Doomguy: "There! The most beautiful sight any soldier can behold.. the gun.  The big gun.. Death surrounds me. yet in my head I hear something that sounds like angels. Lo. I have found the Holy Grail of firepower!  Mine eyes can but weep as they bear witness to the majesty.. the BFG 9000!"

Yes, the BFG 9000 is the ultimate goal, of both this comic's protagonist and anyone playing the game.  It has barely any ammo, so you want to save it for the really tough monsters, and in a multi-player game it's a guaranteed one hit kill.  My one complaint about the comic would be that it does not accurately portray the sheer, monumental destructive power of the BFG.  Here it looks like a super shotgun blast when actually it fires a huge green blob of molten death that can take out several enemies at once.

Quest complete, the BFG will make short work of what's left
Doomguy: "Victory is mine! yet Earth remains beseiged by creatures unspeakably foul.  It will take a strong man to bring the light of freedom back to this planet.  A strong man with the biggest, baddest gun in the world!  Amen to that."

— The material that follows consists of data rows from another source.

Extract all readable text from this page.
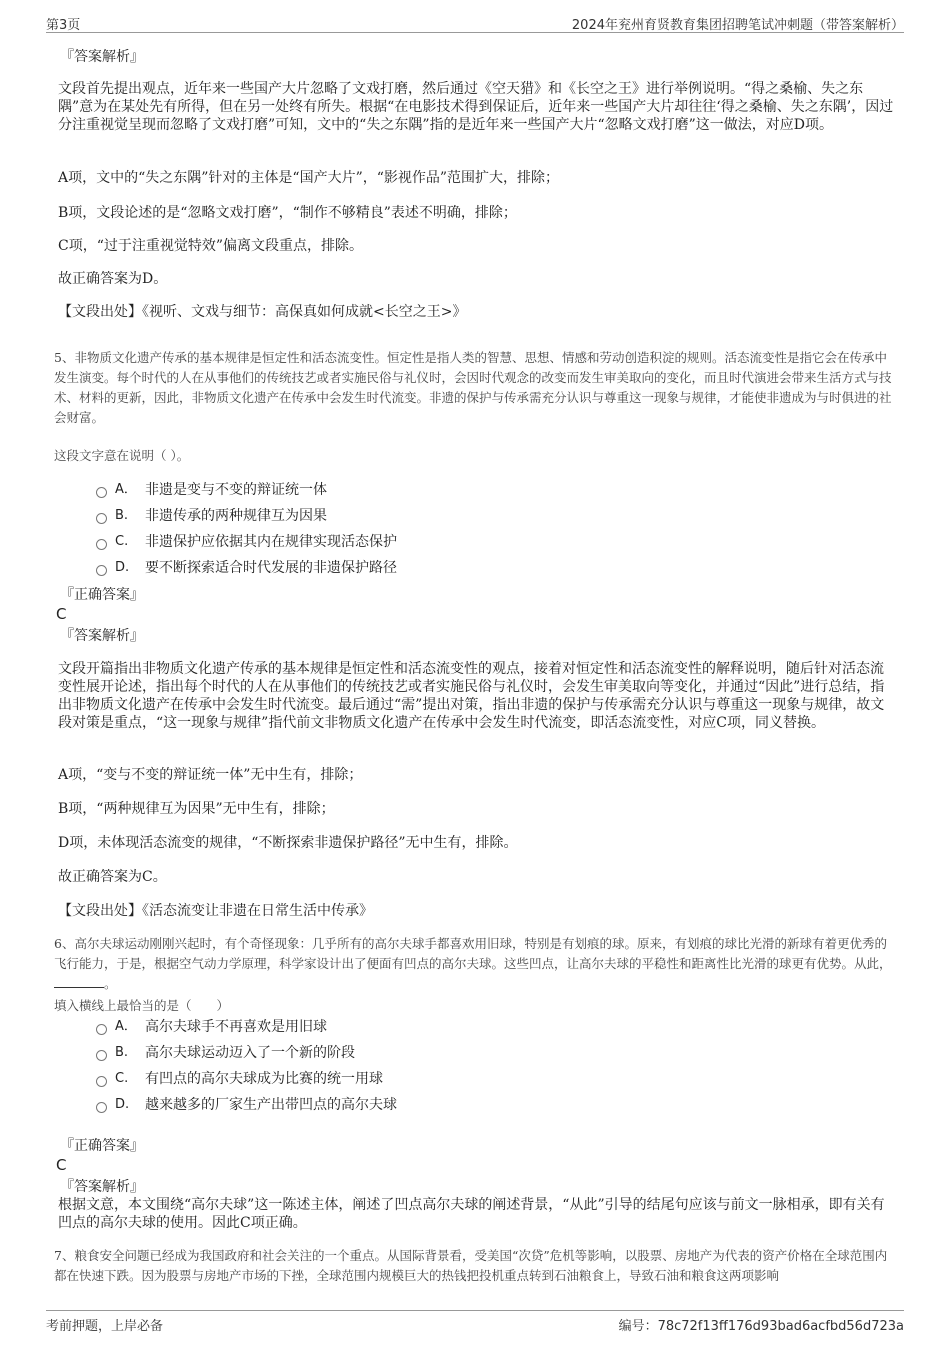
第3页	2024年兖州育贤教育集团招聘笔试冲刺题（带答案解析）
『答案解析』
文段首先提出观点，近年来一些国产大片忽略了文戏打磨，然后通过《空天猎》和《长空之王》进行举例说明。“得之桑榆、失之东隅”意为在某处先有所得，但在另一处终有所失。根据“在电影技术得到保证后，近年来一些国产大片却往往‘得之桑榆、失之东隅’，因过分注重视觉呈现而忽略了文戏打磨”可知，文中的“失之东隅”指的是近年来一些国产大片“忽略文戏打磨”这一做法，对应D项。
A项，文中的“失之东隅”针对的主体是“国产大片”，“影视作品”范围扩大，排除；
B项，文段论述的是“忽略文戏打磨”，“制作不够精良”表述不明确，排除；
C项，“过于注重视觉特效”偏离文段重点，排除。
故正确答案为D。
【文段出处】《视听、文戏与细节：高保真如何成就<长空之王>》
5、非物质文化遗产传承的基本规律是恒定性和活态流变性。恒定性是指人类的智慧、思想、情感和劳动创造积淀的规则。活态流变性是指它会在传承中发生演变。每个时代的人在从事他们的传统技艺或者实施民俗与礼仪时，会因时代观念的改变而发生审美取向的变化，而且时代演进会带来生活方式与技术、材料的更新，因此，非物质文化遗产在传承中会发生时代流变。非遗的保护与传承需充分认识与尊重这一现象与规律，才能使非遗成为与时俱进的社会财富。
这段文字意在说明（ ）。
A． 非遗是变与不变的辩证统一体
B.	非遗传承的两种规律互为因果
C.	非遗保护应依据其内在规律实现活态保护
D.	要不断探索适合时代发展的非遗保护路径
『正确答案』
C
『答案解析』
文段开篇指出非物质文化遗产传承的基本规律是恒定性和活态流变性的观点，接着对恒定性和活态流变性的解释说明，随后针对活态流变性展开论述，指出每个时代的人在从事他们的传统技艺或者实施民俗与礼仪时，会发生审美取向等变化，并通过“因此”进行总结，指出非物质文化遗产在传承中会发生时代流变。最后通过“需”提出对策，指出非遗的保护与传承需充分认识与尊重这一现象与规律，故文段对策是重点，“这一现象与规律”指代前文非物质文化遗产在传承中会发生时代流变，即活态流变性，对应C项，同义替换。
A项，“变与不变的辩证统一体”无中生有，排除；
B项，“两种规律互为因果”无中生有，排除；
D项，未体现活态流变的规律，“不断探索非遗保护路径”无中生有，排除。
故正确答案为C。
【文段出处】《活态流变让非遗在日常生活中传承》
6、高尔夫球运动刚刚兴起时，有个奇怪现象：几乎所有的高尔夫球手都喜欢用旧球，特别是有划痕的球。原来，有划痕的球比光滑的新球有着更优秀的飞行能力，于是，根据空气动力学原理，科学家设计出了便面有凹点的高尔夫球。这些凹点，让高尔夫球的平稳性和距离性比光滑的球更有优势。从此，。
填入横线上最恰当的是（　　）
A． 高尔夫球手不再喜欢是用旧球
B.	高尔夫球运动迈入了一个新的阶段
C.	有凹点的高尔夫球成为比赛的统一用球
D.	越来越多的厂家生产出带凹点的高尔夫球
『正确答案』
C
『答案解析』
根据文意，本文围绕“高尔夫球”这一陈述主体，阐述了凹点高尔夫球的阐述背景，“从此”引导的结尾句应该与前文一脉相承，即有关有凹点的高尔夫球的使用。因此C项正确。
7、粮食安全问题已经成为我国政府和社会关注的一个重点。从国际背景看，受美国“次贷”危机等影响，以股票、房地产为代表的资产价格在全球范围内都在快速下跌。因为股票与房地产市场的下挫，全球范围内规模巨大的热钱把投机重点转到石油粮食上，导致石油和粮食这两项影响
考前押题，上岸必备	编号：78c72f13ff176d93bad6acfbd56d723a
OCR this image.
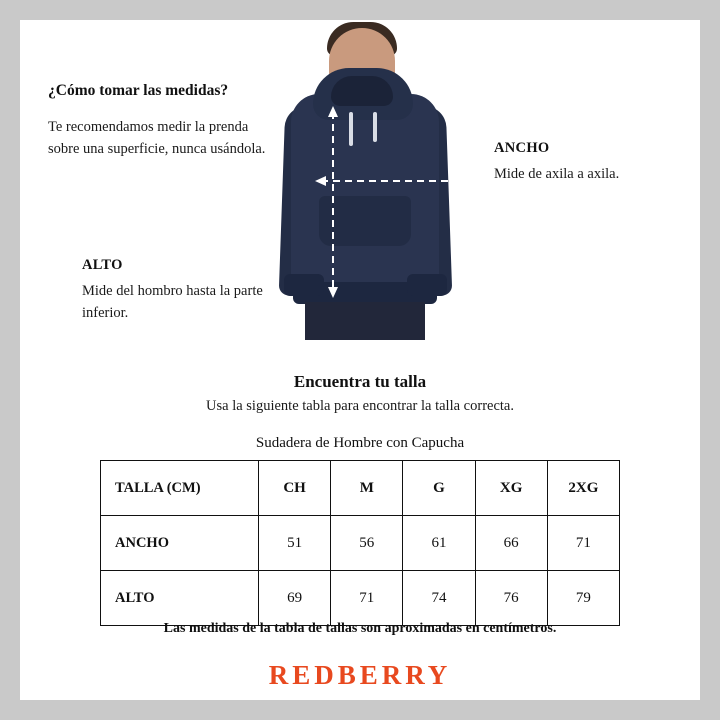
¿Cómo tomar las medidas?
Te recomendamos medir la prenda sobre una superficie, nunca usándola.
ALTO
Mide del hombro hasta la parte inferior.
ANCHO
Mide de axila a axila.
Encuentra tu talla
Usa la siguiente tabla para encontrar la talla correcta.
Sudadera de Hombre con Capucha
TALLA (CM)	CH	M	G	XG	2XG
ANCHO	51	56	61	66	71
ALTO	69	71	74	76	79
Las medidas de la tabla de tallas son aproximadas en centímetros.
REDBERRY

Damn right *insert manly grunt here*  Anyway, the comic is completely daft but has humour and charm.  The artwork is perfunctory, but more than made up for by the hilarious script.  If it was meant seriously, then that's even better because that would elevate it into high camp.  But either way, this comic is one of the better ones based on a videogame mainly because it sticks so closely to the games formula, the lack of storyline in the game itself forcing a simple but effective structure to the (hahaha) "narrative".  I'll be checking out some more comics based off videogame properties at some point in the future, and really none of them accurately portray the experience of playing the game they are based on as well as this Doom comic.  "Groovy".

They killed everyone you loved and your little dog too.


  1. This isn't the sort of comic I'd normally read, but I'm glad you liked it. I guess because all the violence is against fictional demonic nasties it doesn't count as being dehumanising.

    And at least now I know where you were getting the quotes in your sig from.

  2. Yeah, I tend to prefer my FPS games against zombies, or demons or mutants. I'm not big on shooters that pit you against human soldiers from real wars, I like the extra layer of fantasy!

    Ah, truly it was the sig gift that kept on giving. I feel a tad bereft now I have run out of quotes to use from it. It's probably just as well it was a short comic though, jokes are funnier if they aren't hammered into the ground by being too long.